Mengenal Doom Spending, Fenomena Belanja Berlebihan Ketika Stres dan Cemas

Doom spending mungkin memberikan kebahagiaan sementara.

Republika/Mardiah
Seorang wanita berbelanja berlabihan atau doom spending (ilustrasi). Doom spending merupakan perilaku konsumsi berlebihan yang dipicu kecemasan atau stres berlebihan mengenai masa depan.
Red: Qommarria Rostanti

REPUBLIKA.CO.ID, JAKARTA -- Dalam era modern yang penuh tantangan, baik dari segi ekonomi, kesehatan, maupun sosial, sebuah fenomena belanja berlebihan yang dikenal dengan istilah doom spending semakin marak terjadi. Fenomena ini merupakan perilaku konsumsi berlebihan yang dipicu oleh kecemasan, ketidakpastian, atau stres yang berlebihan mengenai masa depan.

Baca Juga


Masyarakat cenderung mencari pelarian melalui pembelanjaan, dengan harapan meraih kebahagiaan instan atau setidaknya mengalihkan perhatian dari permasalahan yang ada. Apa dampak doom spending?

Dampak Doom Spending

Dampak dari doom spending tidak dapat dipandang sebelah mata. Secara finansial, perilaku ini dapat mengakibatkan kebangkrutan individu atau keluarga, khususnya jika belanja dilakukan dengan memanfaatkan kredit atau utang. Pengeluaran yang tidak terkontrol berpotensi menimbulkan tumpukan utang yang sulit untuk dilunasi, menambah beban psikologis bagi individu.

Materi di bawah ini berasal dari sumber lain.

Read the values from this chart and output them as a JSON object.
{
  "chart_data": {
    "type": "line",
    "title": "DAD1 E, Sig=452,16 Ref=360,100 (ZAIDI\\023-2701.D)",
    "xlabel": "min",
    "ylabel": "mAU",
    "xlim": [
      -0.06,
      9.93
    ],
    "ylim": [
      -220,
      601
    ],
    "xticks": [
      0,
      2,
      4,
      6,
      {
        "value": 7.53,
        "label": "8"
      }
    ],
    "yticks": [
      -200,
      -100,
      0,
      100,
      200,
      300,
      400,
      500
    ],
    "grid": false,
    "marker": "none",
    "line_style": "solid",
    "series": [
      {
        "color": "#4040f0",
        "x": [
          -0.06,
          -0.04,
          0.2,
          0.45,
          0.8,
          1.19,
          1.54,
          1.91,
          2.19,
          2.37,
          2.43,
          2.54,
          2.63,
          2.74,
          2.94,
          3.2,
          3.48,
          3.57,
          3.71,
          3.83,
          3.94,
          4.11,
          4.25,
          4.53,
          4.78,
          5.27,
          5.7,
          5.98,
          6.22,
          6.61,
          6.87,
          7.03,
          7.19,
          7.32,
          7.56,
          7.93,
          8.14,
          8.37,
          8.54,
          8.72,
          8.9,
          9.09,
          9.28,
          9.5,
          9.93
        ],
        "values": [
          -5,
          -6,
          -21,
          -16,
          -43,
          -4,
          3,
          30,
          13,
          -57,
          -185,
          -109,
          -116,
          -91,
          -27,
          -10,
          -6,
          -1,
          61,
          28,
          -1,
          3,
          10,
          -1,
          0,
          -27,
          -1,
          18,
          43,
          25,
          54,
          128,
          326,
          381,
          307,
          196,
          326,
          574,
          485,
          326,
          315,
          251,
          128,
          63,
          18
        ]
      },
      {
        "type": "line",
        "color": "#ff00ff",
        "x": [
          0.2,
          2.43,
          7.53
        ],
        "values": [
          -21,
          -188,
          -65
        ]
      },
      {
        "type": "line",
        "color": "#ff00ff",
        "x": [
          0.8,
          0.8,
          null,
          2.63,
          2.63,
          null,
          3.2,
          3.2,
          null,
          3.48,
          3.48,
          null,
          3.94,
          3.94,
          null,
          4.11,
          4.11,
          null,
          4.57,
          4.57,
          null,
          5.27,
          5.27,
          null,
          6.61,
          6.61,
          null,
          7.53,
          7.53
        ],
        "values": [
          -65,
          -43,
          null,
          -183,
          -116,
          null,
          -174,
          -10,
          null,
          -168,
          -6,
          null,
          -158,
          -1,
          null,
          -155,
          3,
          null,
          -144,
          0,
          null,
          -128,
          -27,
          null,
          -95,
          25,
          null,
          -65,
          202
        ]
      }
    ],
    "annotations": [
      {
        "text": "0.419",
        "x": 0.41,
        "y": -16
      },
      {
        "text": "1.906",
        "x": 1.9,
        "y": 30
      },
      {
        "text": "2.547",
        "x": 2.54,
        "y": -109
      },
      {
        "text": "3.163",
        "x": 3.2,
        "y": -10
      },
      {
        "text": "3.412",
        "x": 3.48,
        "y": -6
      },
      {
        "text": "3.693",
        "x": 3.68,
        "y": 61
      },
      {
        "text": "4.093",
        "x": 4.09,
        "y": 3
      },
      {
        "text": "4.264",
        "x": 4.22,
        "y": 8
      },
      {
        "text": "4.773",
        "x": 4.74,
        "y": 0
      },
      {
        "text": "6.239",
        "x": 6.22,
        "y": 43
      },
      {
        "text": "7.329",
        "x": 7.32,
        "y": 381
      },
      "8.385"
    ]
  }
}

Selain itu, dari segi psikologis, meskipun pada awalnya belanja berlebihan mungkin memberikan kebahagiaan sementara, hal ini pada akhirnya dapat menimbulkan rasa penyesalan dan kecemasan yang lebih besar ketika menyadari konsekuensi finansial yang harus ditanggung. Siklus ini dapat berlanjut tanpa disadari, memperparah kondisi mental dan emosional individu.

Pada tingkat makro, apabila doom spending terjadi secara masif, hal ini bisa memicu ketidakstabilan ekonomi. Meski dalam jangka pendek konsumsi masyarakat meningkat, namun dalam jangka panjang dampak buruk dari utang dan kebangkrutan bisa menahan laju pertumbuhan ekonomi.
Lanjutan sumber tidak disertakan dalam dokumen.